Нет, Атия не смирился со своей участью, но не находя другого способа спасения, кроме смерти, отказался от него уже осознано, а не из страха, присущего всему живому. Он просто принял то, что есть, как принял имя, на которое приходилось отзываться. Так, заключенный, не губя себя в отчаянных и бесплодных попытках выбраться из узилища, откуда нет выхода, пытается обрести свободу в ином смысле, отыскивая ее в том, что заключено в нем самом. Кто посмеет сказать, что ведает Божий замысел, но если позволить себе хоть на мгновение усомниться, что каждое слово наше имеет свой смысл, тогда действительно остается только наложить на себя руки!

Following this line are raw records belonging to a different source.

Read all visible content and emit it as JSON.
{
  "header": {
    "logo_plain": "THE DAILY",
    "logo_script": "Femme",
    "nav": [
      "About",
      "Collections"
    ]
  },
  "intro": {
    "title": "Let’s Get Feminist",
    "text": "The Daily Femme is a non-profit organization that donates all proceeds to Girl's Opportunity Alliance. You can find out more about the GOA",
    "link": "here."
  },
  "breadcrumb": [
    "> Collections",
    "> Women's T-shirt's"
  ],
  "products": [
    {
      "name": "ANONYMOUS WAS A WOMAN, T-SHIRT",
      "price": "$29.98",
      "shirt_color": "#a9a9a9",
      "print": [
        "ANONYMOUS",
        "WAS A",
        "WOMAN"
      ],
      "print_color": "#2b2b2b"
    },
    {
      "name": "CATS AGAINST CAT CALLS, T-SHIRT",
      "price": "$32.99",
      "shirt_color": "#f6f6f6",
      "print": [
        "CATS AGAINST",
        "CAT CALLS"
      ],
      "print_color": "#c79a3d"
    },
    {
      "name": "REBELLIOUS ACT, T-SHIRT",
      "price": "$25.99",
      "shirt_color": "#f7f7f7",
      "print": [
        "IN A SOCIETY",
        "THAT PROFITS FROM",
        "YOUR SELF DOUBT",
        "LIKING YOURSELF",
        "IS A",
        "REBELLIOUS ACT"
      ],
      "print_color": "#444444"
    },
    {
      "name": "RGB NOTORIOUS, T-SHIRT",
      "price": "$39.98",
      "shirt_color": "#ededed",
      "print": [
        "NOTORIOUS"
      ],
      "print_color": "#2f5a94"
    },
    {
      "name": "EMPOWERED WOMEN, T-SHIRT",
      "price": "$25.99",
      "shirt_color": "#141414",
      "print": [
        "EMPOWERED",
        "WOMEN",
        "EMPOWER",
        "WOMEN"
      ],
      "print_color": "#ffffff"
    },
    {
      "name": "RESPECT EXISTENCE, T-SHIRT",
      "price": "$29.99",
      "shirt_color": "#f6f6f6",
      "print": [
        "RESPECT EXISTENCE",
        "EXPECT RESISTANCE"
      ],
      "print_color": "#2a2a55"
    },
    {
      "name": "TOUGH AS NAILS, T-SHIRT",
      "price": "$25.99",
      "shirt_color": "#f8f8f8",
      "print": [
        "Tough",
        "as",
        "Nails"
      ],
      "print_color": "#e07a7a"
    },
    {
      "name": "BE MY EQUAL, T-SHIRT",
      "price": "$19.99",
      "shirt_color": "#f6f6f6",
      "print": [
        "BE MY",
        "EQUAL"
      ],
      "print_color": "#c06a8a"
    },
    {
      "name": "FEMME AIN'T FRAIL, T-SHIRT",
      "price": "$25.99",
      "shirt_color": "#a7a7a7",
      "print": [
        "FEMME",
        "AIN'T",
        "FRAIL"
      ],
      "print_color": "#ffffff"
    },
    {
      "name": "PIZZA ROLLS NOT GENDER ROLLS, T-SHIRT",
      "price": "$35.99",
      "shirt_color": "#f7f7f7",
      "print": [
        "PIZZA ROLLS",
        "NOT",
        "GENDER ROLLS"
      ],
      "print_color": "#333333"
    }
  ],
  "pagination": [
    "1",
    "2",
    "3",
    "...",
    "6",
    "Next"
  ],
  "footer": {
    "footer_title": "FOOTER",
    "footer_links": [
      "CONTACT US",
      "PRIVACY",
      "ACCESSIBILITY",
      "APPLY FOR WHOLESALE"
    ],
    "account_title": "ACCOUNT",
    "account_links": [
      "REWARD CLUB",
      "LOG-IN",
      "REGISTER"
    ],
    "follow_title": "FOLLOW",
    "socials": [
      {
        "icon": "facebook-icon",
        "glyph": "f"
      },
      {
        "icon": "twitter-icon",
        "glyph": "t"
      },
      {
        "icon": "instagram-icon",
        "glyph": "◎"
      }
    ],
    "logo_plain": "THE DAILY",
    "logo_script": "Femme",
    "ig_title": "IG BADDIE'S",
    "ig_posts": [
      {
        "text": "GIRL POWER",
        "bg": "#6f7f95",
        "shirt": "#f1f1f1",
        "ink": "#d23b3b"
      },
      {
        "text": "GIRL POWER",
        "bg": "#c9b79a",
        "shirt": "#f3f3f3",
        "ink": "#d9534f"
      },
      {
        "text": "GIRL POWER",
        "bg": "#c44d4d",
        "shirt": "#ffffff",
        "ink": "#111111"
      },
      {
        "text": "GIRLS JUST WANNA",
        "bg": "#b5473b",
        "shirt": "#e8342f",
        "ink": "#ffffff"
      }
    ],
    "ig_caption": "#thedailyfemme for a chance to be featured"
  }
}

Ангелы… С грустной задумчивой улыбкой, мальчик вспоминал, как требовал недавно их явления, чтобы сберечь невинность тела, но разве он один, кто зовет о помощи?

А если брат сейчас в самой сече, матушке опять плохо, сестрам вместо венца и суженого, своих детей — снова война и неведомо что, такая же неволя, если не худшая… Да разве он один такой, будто не горели с его плена больше никогда и нигде дома и села, святые храмы… Будто не случалось ни с кем беды!

И разве не был явлен ему в нужде самый малый знак, — такой дорогой в своей простоте?! Что везде и всегда есть рука, которая потянется к твоей… Всегда! — Атия вертел в пальцах засохшую веточку олеандра с осыпающимися бутонами, которую и правда так и не обнаружили, пока он сам не смог перебрать ларец, где она попросту завалилась меж флаконами, а с тех пор хранил при себе и даже засыпал с нею.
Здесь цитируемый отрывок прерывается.